Monday, November 14, 2011

Glazing for Mood

Evening landscape by George Innes, 1890, produced by glazing.
In his biography of his father, American landscape painter George Inness, Jr., recounts the following anecdote concerning a demo his father performed for a student who'd come to call:

He squeezed a lot of raw umber on his palette, picked up the largest brush he could find, and with the aid of a medium that looked like Spaulding's glue he went at the canvas as though he were scrubbing the floor, smearing it over, sky and all, with a thin coat of brown. The young man looked aghast, and when Pop was through, he said:

"But, Mr.
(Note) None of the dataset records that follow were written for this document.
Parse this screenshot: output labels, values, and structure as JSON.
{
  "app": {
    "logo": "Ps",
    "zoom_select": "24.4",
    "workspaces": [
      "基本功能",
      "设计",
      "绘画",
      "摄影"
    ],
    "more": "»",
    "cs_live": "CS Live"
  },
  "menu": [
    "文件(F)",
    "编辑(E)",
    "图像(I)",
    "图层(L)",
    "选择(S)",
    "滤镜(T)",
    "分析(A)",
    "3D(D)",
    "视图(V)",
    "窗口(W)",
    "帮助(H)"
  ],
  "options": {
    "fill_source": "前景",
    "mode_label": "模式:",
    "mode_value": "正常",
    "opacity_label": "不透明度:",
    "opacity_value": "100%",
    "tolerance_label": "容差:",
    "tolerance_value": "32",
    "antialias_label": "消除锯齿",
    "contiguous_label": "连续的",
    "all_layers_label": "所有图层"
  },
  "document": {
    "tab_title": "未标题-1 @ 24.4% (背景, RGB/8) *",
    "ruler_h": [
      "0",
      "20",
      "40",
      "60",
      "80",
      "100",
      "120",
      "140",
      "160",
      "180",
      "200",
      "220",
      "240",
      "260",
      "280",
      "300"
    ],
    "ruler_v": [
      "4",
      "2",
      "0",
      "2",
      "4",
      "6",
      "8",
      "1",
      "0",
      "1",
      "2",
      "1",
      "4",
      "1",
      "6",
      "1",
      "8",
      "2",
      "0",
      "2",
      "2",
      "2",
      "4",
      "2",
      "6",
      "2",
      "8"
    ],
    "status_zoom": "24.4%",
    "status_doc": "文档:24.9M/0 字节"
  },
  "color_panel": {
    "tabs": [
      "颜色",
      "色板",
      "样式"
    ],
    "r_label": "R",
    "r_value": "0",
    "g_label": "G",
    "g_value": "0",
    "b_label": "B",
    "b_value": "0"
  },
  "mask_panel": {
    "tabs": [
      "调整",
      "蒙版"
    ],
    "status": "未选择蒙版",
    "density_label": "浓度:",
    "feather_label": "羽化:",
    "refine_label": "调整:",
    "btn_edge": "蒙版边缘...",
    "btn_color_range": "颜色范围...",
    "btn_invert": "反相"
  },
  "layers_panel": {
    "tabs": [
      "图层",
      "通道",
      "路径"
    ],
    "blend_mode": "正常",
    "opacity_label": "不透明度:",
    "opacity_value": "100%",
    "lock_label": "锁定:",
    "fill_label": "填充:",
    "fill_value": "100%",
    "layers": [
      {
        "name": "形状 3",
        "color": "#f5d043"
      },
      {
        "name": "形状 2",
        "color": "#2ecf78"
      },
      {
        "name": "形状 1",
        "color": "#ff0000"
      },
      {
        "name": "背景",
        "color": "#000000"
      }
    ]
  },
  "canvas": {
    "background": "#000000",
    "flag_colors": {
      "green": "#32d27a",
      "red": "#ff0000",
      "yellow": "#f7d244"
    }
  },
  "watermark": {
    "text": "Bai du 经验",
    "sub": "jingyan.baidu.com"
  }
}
Inness, do you mean to tell me you resort to such methods as glazing to paint your pictures?"

Father rushed up to the young man, and, glowering at him over his glasses, as he held the big brush just under his visitor's nose, exclaimed:

"Young man, have you come here from the Art Students League to tell me how to paint? Then go back there and tell them that I'd paint with mud if it would give the effect I wanted."

****

Glazing - the technique of applying thin, translucent washes of oil color in layers - became a common technique for oil painters shortly after the Northern European artists of the 1400s re-introduced oil painting into general artistic practice.

Tonal painting by George Inness

Inness used it habitually, casting about his studio for a likely victim, selecting a finished painting, a hillside in morning light, perhaps, and proceeding to set the sun on it, "painting, glazing, and scumbling, scratching, and scrubbing" right over the already dry paint, until he was satisfied and the morning had turned to dusk. 

I'd had this overly cool-toned marsh in my studio for too long, so I decided to try the Inness-esque glazing technique as I'd watched Dennis Sheehan perform it in a workshop last week. 

Cloudswept Marsh (before)

Going at it with Winsor-Newton Drying Linseed Oil (Sheehan uses Grumbacher's pale drying oil, btw) I combined a transparent or semi-transparent yellow mixed with a little red (in my case Cadmium Yellow and Alizarin Crimson) for overall warmth, and then painted more darks into the wet layer of tinted oil (I used M. Graham's transparent Olive Green) - "painting into the soup," as Inness called it. Personally I like it a lot better now.